Open-ended questions are one of your best tools for making these interventions, they allow you to guide the conversation while still allowing the teen to feel in control. It’s a simple technique. For example, ask: “Do you want to talk about why you feel so demotivated when doing math problems?” or “Do you want to talk about why you are having difficulties remembering historical dates?”
Remember that your open-ended questions are welcome door openers that invite conversations that can lead to new thinking, and not a tool for manipulation.
And it’s a good idea to throw in a super-open-ended question like, “Or maybe there is something else you would rather discuss? Or the simple but powerful, What do you think?”
If the teen says they don’t want to talk, let it go for the time. Force never works with learning, but your persistence does. Come back at a better time.
Let’s not forget that teenagers are motivated by totally different things than we are. We want them to do the things that are best for their education and well-being; they want to do the things that bestow on them the highest social status. This is not an unresolvable mismatch. You bridge it with your conversational skills.
5. Reframe the conversation using the power of “future self” thinking.
We are most influential when we appeal to teens’ existing motivations, rather than trying to get them to feel motivated by our goals for them. There are multiple ways to do this.
One of my most productive interventions for motivating adolescents is to get them to think in two visions of themselves – present-self and future-self. In these discussions, the present self is treated as a temporary state in your journey to the future. It is a work in progress. The future self is discussed as a third-person persona who they desire to be.
The key to a motivating conversation is maintaining the reference to the third person. Both of you talk in terms of “he” or “she” not you. This encourages stepping back and looking at the future from a different perspective. This can be pretty powerful because by talking about yourself in the third person, you remove much of the ego factor. It opens the door to reflection and appeals to high status.
Asking a teen to consider his future self is a projective technique you use to connect them to what they are learning now to the individual they aspire to be.
The key to motivation is helping the child create this positive clear visualization of what the future self looks and feels like when they have fully developed their knowledge and skills. These are the subjects you are teaching now. Then picture the many personal benefits of having acquired this large body of skills and knowledge.
Learning opens the door to everything.
But know you can’t give someone that image of future-self because this belongs to them. It comes from within. But you can motivate by encouraging free thinking about the exciting possibilities in their own personal vision.
The vision of an empowered and independent future is highly motivating.
6. Encourage dopamine replenishing activities
Last, don’t overlook the physiology of learning. Many motivational problems are caused by running out of fuel.
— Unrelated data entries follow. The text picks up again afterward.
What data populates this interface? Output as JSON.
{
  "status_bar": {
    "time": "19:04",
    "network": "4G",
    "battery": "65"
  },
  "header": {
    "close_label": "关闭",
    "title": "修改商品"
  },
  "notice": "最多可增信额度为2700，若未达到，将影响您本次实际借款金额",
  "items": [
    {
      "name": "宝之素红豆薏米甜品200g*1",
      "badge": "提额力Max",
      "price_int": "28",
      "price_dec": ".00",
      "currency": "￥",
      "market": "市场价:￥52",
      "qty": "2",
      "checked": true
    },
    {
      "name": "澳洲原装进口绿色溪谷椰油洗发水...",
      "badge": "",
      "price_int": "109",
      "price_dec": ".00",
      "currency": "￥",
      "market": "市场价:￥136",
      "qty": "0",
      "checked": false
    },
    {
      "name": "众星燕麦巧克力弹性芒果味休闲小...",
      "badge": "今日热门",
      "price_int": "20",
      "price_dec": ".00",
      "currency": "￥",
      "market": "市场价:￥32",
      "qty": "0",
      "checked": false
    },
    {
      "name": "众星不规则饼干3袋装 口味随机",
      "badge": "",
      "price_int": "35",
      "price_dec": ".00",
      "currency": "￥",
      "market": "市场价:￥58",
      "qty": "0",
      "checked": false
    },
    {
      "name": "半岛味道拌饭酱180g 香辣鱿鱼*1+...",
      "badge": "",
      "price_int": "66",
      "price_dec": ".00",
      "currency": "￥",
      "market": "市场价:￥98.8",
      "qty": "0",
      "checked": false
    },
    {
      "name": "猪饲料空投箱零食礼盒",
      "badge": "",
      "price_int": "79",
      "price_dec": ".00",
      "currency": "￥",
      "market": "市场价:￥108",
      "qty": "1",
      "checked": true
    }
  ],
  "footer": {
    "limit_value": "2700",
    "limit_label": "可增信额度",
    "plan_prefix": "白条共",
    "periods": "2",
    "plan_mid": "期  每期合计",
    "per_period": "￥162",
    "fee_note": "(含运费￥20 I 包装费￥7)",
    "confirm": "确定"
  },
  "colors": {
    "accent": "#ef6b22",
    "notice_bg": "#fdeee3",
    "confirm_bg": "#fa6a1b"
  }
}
Dopamine is our fuel for high-performance activities, and this includes learning. It’s harder to stay motivated when you feel flat. And most of us have difficulty recognizing when this is happening to us.
One way to help teens enhance their dopamine levels is exercise. Physical activities can help regulate dopamine release in the brain.
Exercise is related to enhanced cognitive functioning and brain plasticity. In addition, exercise can improve teenagers’ mood and mental wellbeing. Having a better mood allows easier relationship building and better brain functioning facilitates the teenager’s sense of personal mastery.
We talk about the Pomodoro technique and the importance of taking frequent breaks to re-energize your brain. Incorporate physical exercises during even short breaks to boost your teen’s health and motivation to learn.